Een Benjaminiet maakte zich uit de gelederen los en rende naar Silo, waar hij nog dezelfde dag aankwam. Hij had zijn kleren gescheurd en stof over zijn hoofd geworpen. Toen hij aankwam, zat Eli op een bankje langs de kant van de weg op de uitkijk, want hij maakte zich ernstig ongerust over de ark van God. Zodra de man in de stad verslag had uitgebracht, begon de hele bevolking te jammeren. Eli hoorde het geschreeuw en vroeg:
‘Wat is dat voor lawaai?’ De man haastte zich naar Eli om het hem te vertellen. Eli was toen achtennegentig jaar; zijn ogen waren helemaal star geworden en hij kon niets meer zien. De man zei tegen Eli:
‘Ik kom van het slagveld, ik ben zojuist van het slagveld gevlucht.’ ‘Maar wat is er dan gebeurd?’ vroeg Eli, en de bode antwoordde:
‘Israël is op de vlucht geslagen voor de Filistijnen. Er is een grote slachting aangericht onder onze soldaten. Ook uw zonen Chofni en Pinechas zijn gesneuveld. En de ark van God is ons ontnomen.’ Op het moment dat de man de ark van God noemde, viel Eli van het bankje naast de stadspoort achterover op de grond. Hij was zo oud en zwaar dat hij zijn nek brak en stierf. Veertig jaar was hij rechter over Israël geweest.

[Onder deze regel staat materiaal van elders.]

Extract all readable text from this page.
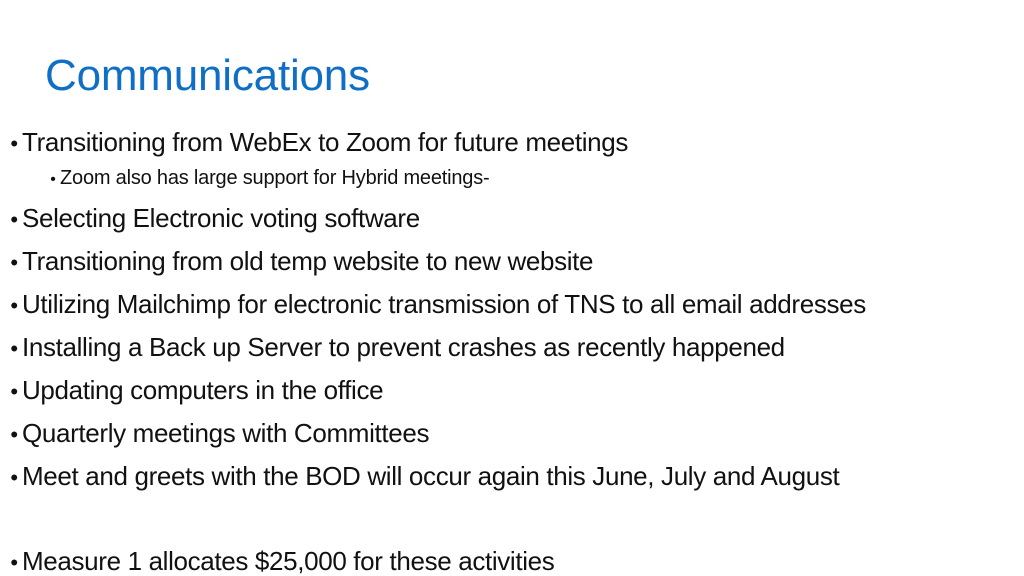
Communications
• Transitioning from WebEx to Zoom for future meetings
• Zoom also has large support for Hybrid meetings-
• Selecting Electronic voting software
• Transitioning from old temp website to new website
• Utilizing Mailchimp for electronic transmission of TNS to all email addresses
• Installing a Back up Server to prevent crashes as recently happened
• Updating computers in the office
• Quarterly meetings with Committees
• Meet and greets with the BOD will occur again this June, July and August
• Measure 1 allocates $25,000 for these activities
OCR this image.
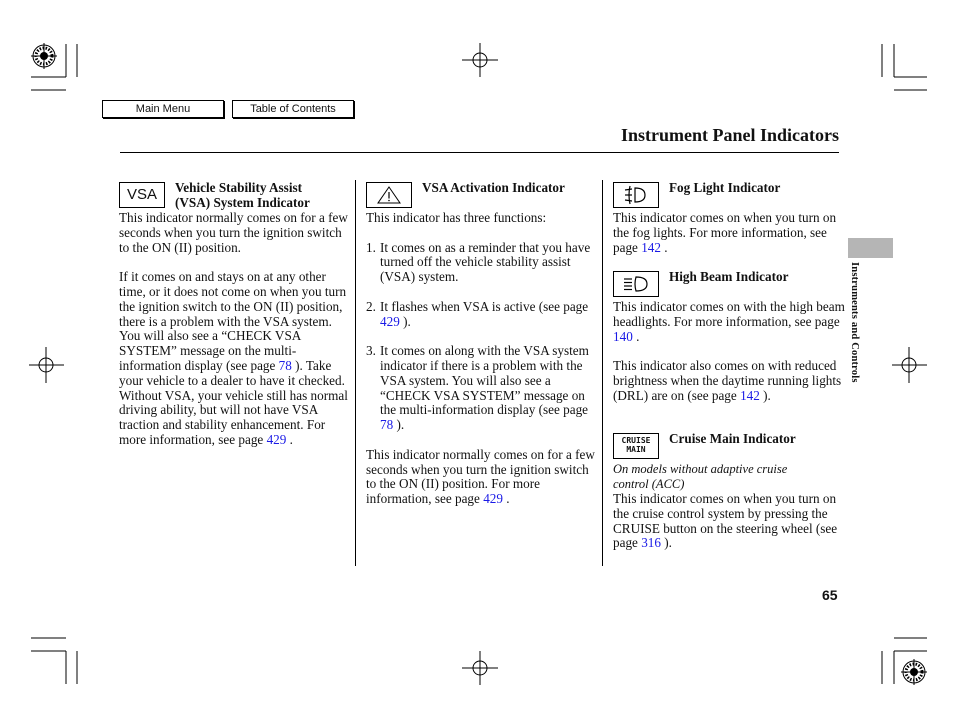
Main Menu	Table of Contents
Instrument Panel Indicators
Instruments and Controls
VSA	Vehicle Stability Assist
(VSA) System Indicator

This indicator normally comes on for a few seconds when you turn the ignition switch to the ON (II) position.

If it comes on and stays on at any other time, or it does not come on when you turn the ignition switch to the ON (II) position, there is a problem with the VSA system. You will also see a “CHECK VSA SYSTEM” message on the multi-information display (see page 78 ). Take your vehicle to a dealer to have it checked. Without VSA, your vehicle still has normal driving ability, but will not have VSA traction and stability enhancement. For more information, see page 429 .

VSA Activation Indicator

This indicator has three functions:

1. It comes on as a reminder that you have turned off the vehicle stability assist (VSA) system.
2. It flashes when VSA is active (see page 429 ).
3. It comes on along with the VSA system indicator if there is a problem with the VSA system. You will also see a “CHECK VSA SYSTEM” message on the multi-information display (see page 78 ).

This indicator normally comes on for a few seconds when you turn the ignition switch to the ON (II) position. For more information, see page 429 .

Fog Light Indicator
This indicator comes on when you turn on the fog lights. For more information, see page 142 .
High Beam Indicator

This indicator comes on with the high beam headlights. For more information, see page 140 .

This indicator also comes on with reduced brightness when the daytime running lights (DRL) are on (see page 142 ).

CRUISE
MAIN
Cruise Main Indicator
On models without adaptive cruise control (ACC)
This indicator comes on when you turn on the cruise control system by pressing the CRUISE button on the steering wheel (see page 316 ).
65
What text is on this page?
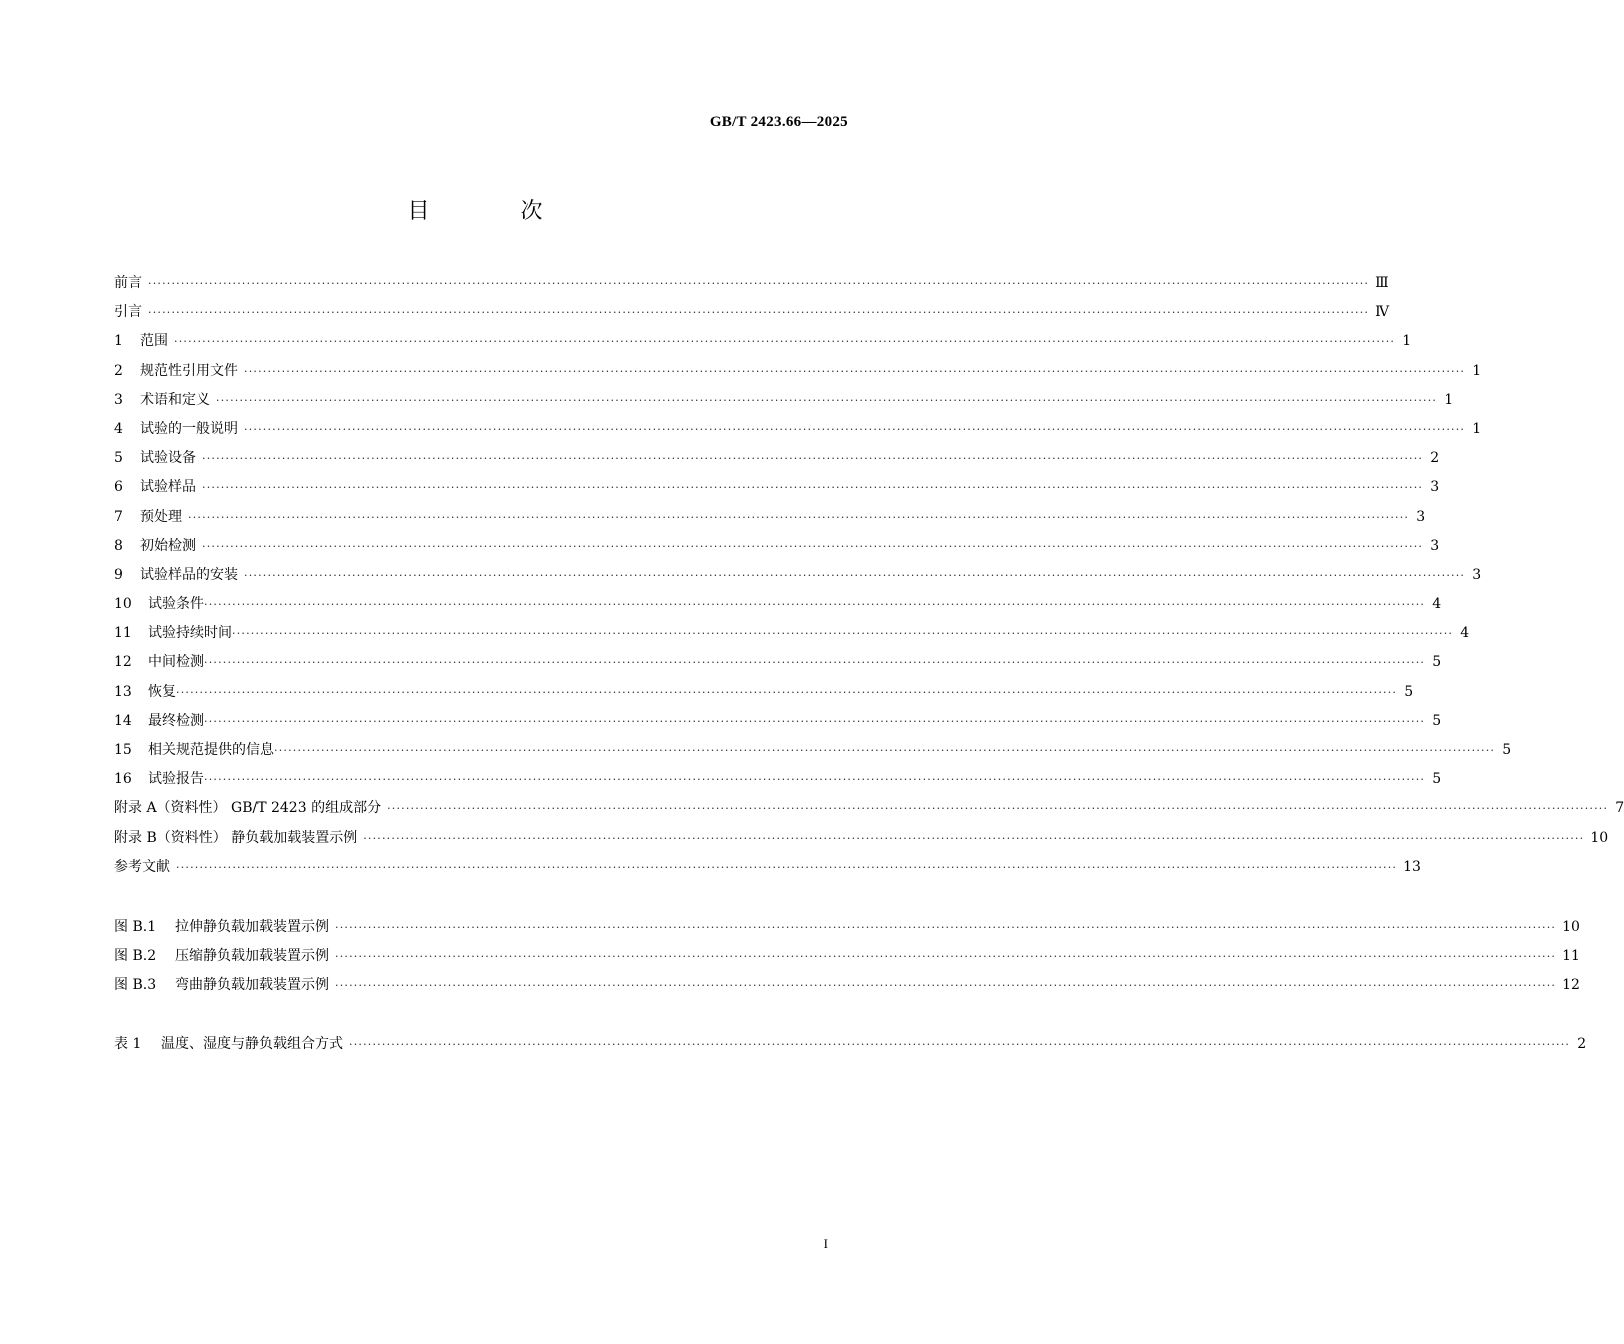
GB/T 2423.66—2025
目 次
前言 ···································································································································································································································································· Ⅲ
引言 ···································································································································································································································································· Ⅳ
1	范围 ···································································································································································································································································· 1
2	规范性引用文件 ···································································································································································································································································· 1
3	术语和定义 ···································································································································································································································································· 1
4	试验的一般说明 ···································································································································································································································································· 1
5	试验设备 ···································································································································································································································································· 2
6	试验样品 ···································································································································································································································································· 3
7	预处理 ···································································································································································································································································· 3
8	初始检测 ···································································································································································································································································· 3
9	试验样品的安装 ···································································································································································································································································· 3
10	试验条件 ···································································································································································································································································· 4
11	试验持续时间 ···································································································································································································································································· 4
12	中间检测 ···································································································································································································································································· 5
13	恢复 ···································································································································································································································································· 5
14	最终检测 ···································································································································································································································································· 5
15	相关规范提供的信息 ···································································································································································································································································· 5
16	试验报告 ···································································································································································································································································· 5
附录 A（资料性） GB/T 2423 的组成部分 ···································································································································································································································································· 7
附录 B（资料性） 静负载加载装置示例 ···································································································································································································································································· 10
参考文献 ···································································································································································································································································· 13
图 B.1	拉伸静负载加载装置示例 ···································································································································································································································································· 10
图 B.2	压缩静负载加载装置示例 ···································································································································································································································································· 11
图 B.3	弯曲静负载加载装置示例 ···································································································································································································································································· 12
表 1	温度、湿度与静负载组合方式 ···································································································································································································································································· 2
I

Eli’s schoondochter, de vrouw van Pinechas, was in de laatste dagen van haar zwangerschap. Toen ze hoorde dat de ark van God was buitgemaakt en dat haar schoonvader en haar man waren gestorven, overvielen haar de weeën. Ze kromp ineen en bracht haar kind ter wereld. Terwijl ze stervende was, zeiden de vrouwen die haar bijstonden:
‘Wees gerust, je hebt een zoon gekregen.’ Maar ze reageerde niet en schonk hun geen aandacht. Ze noemde haar zoon Ichabod en verklaarde:
‘Israël is van zijn eer beroofd.’ Daarmee doelde ze op het verlies van de ark en op de dood van haar schoonvader en haar man. Ze zei:
‘Israël is van zijn eer beroofd, want de ark van God is ons ontnomen.’